Nothing reminds me of the slump of boots
in far-off mossy places. The cadenza of hooves
from a doe bolting in the brush is still
not playing. How could I have known
that what is said is just the opening
to what is not, when he paused on the trail
& whispered not bad, not bad

 

 

 

 

 

Getting Over It 

 

 

You call it a process of becoming

more fully human. How we’re sustained

when these corridors of grief & the wax

museum at the end of them collapse

into something hot & dense. You say

you can’t recontextualize a landmine.

It’s right there in the dirt, with

the bird bones & apple cores. Let’s

call the bombs bombs, you say, they

have no issue naming us. Let’s mourn

the bonefish even as it slaps against

the pier. The illusion that love can be

its own redemption. You say this is

just a way to tread water. & water

will only remind you of that insatiable

thirst for landscape. The figure / ground

dynamic you can’t point to purely,

but exists a little bit more each time

you try.

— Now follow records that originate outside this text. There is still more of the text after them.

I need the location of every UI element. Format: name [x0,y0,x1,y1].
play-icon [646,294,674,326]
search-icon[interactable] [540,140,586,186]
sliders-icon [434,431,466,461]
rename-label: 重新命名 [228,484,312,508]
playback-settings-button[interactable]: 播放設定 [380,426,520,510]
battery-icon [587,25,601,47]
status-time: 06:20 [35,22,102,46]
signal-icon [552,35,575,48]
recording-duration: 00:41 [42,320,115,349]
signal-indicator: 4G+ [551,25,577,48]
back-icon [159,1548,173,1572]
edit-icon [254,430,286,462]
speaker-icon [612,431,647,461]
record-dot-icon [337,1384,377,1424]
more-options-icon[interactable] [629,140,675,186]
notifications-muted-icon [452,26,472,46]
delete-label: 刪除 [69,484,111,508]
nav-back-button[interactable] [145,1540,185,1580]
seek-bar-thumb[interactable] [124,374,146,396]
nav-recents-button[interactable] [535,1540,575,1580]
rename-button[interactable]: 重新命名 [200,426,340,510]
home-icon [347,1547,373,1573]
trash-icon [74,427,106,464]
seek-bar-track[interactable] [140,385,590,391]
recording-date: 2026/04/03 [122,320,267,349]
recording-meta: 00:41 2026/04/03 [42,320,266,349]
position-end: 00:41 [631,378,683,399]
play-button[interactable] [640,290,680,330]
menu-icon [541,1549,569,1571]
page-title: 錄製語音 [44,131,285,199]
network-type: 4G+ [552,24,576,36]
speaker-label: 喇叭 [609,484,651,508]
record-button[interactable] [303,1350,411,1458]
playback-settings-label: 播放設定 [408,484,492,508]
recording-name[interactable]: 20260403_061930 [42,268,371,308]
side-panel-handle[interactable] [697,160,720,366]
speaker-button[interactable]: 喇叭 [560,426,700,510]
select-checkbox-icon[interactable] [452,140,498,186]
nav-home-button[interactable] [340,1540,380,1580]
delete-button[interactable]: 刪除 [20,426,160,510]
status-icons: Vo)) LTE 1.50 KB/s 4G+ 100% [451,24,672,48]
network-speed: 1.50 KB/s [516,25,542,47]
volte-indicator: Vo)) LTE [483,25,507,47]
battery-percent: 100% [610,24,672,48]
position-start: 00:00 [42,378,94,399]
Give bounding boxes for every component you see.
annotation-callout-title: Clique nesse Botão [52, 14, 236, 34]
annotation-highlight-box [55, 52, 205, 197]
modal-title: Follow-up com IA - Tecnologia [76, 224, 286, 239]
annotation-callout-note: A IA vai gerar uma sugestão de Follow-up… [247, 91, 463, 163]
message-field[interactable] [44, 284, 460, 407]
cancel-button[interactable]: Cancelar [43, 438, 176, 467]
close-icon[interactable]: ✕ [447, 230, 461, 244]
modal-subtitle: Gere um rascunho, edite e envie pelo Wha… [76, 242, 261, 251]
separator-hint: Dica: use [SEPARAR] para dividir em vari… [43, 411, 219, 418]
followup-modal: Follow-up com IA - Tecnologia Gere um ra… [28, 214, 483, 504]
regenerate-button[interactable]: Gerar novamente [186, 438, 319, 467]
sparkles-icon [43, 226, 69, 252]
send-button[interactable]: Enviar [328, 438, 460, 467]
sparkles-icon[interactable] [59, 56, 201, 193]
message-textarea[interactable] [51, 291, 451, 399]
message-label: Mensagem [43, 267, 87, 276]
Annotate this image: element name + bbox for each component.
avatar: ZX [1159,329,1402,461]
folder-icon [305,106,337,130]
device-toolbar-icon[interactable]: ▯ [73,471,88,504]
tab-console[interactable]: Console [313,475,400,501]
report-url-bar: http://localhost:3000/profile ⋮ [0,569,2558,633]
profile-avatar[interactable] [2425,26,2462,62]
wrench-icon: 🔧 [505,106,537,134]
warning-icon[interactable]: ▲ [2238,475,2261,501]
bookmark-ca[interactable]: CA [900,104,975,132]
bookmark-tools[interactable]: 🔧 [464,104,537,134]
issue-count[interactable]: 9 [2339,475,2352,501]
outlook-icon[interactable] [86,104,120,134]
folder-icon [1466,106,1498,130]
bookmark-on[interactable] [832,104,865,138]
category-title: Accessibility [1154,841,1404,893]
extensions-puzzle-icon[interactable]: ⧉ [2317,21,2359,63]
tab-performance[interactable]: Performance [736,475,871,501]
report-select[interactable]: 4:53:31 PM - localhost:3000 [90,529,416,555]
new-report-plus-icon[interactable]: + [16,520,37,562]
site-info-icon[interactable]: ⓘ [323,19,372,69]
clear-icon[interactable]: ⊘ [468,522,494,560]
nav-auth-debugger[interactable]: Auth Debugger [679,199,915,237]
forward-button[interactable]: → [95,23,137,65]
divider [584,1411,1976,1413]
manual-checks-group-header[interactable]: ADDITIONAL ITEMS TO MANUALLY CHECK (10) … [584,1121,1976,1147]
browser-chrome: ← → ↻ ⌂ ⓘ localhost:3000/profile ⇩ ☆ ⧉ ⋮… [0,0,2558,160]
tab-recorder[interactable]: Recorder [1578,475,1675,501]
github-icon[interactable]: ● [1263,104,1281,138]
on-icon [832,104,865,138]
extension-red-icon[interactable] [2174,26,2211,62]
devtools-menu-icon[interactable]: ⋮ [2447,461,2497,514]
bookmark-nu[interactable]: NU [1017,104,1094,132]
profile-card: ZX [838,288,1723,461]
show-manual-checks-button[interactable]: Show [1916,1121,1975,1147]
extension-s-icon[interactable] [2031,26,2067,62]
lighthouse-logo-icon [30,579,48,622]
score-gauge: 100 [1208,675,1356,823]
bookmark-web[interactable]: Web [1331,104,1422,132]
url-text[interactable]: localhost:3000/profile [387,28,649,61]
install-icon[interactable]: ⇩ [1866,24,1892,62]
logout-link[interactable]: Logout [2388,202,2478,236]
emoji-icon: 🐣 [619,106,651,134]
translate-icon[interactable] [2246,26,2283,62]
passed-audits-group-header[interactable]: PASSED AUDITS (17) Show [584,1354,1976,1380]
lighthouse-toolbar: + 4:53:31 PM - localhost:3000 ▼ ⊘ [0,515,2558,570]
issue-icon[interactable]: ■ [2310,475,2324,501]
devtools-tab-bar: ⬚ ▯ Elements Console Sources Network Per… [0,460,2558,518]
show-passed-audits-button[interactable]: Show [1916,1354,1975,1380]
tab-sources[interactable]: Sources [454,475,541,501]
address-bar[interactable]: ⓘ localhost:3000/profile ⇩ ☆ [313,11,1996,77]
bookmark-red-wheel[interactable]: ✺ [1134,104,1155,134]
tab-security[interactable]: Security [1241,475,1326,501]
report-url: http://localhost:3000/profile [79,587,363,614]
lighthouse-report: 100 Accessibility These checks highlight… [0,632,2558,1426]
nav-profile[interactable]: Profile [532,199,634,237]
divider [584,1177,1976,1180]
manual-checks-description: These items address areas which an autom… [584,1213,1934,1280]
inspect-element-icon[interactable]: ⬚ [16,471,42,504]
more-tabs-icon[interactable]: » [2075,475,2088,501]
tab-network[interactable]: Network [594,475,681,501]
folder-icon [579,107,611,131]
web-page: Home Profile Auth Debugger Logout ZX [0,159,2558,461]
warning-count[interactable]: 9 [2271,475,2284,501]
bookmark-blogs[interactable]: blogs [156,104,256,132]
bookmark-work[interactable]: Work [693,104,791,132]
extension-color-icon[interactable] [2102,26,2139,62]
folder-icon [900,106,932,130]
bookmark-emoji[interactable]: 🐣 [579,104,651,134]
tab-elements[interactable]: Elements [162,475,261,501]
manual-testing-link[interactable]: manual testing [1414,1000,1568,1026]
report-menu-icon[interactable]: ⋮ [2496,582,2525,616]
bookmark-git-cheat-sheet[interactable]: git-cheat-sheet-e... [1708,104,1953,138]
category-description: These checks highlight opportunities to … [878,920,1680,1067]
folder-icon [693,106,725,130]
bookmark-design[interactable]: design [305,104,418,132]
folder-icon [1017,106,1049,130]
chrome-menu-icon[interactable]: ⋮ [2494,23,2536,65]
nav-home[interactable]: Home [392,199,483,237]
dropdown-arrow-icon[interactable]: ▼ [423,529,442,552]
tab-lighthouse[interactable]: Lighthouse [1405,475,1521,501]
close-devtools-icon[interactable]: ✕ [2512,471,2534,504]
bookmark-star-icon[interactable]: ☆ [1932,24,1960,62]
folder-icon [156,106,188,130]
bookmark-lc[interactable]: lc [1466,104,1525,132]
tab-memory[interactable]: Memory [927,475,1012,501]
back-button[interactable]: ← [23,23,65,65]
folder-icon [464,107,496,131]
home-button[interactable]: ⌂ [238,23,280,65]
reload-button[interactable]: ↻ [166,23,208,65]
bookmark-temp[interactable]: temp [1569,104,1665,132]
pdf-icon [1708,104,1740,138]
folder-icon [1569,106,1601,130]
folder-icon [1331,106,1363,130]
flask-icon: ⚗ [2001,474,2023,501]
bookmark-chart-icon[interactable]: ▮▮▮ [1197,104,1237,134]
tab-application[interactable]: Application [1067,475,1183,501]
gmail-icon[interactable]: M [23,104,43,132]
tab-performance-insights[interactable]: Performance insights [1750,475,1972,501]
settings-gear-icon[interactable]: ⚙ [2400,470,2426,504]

There’s something generous

about it; loss that is the result of

discovery. & if you can’t discover,

you say, invent.

 

 

 

 

 

Notes at the Grave of James Felix Quigley (excerpt) 

 

 

November, resodded


Okay but there are some things I believe in if not this


The delicate work of harmless androids


Watch them crane their alloyed necks


Like tulips to sunlight


As they solder each boy to his mother


Each father to his private dogma


Each idle night to its hillside


An assembly line of perfect mechanical ghosts


Putting the world on a belt


That goes on & on


Everything heads where it’s headed


With such efficiency


You might not think of a pearl no one ever finds as efficient


Slim & milkwhite but useless


This is where I say love is a useless pearl

 

 

 

 

 

 

James Kelly Quigley is a Best New Poets- and Pushcart Prize-nominated poet whose work has been published or is upcoming in Narrative Magazine, Nashville Review, The American Journal of Poetry, and other literary journals. He is an MFA candidate at New York University, where he currently teaches creative writing and serves as Copy Editor of Washington Square Review. James was born and raised in New York, and lives in Brooklyn.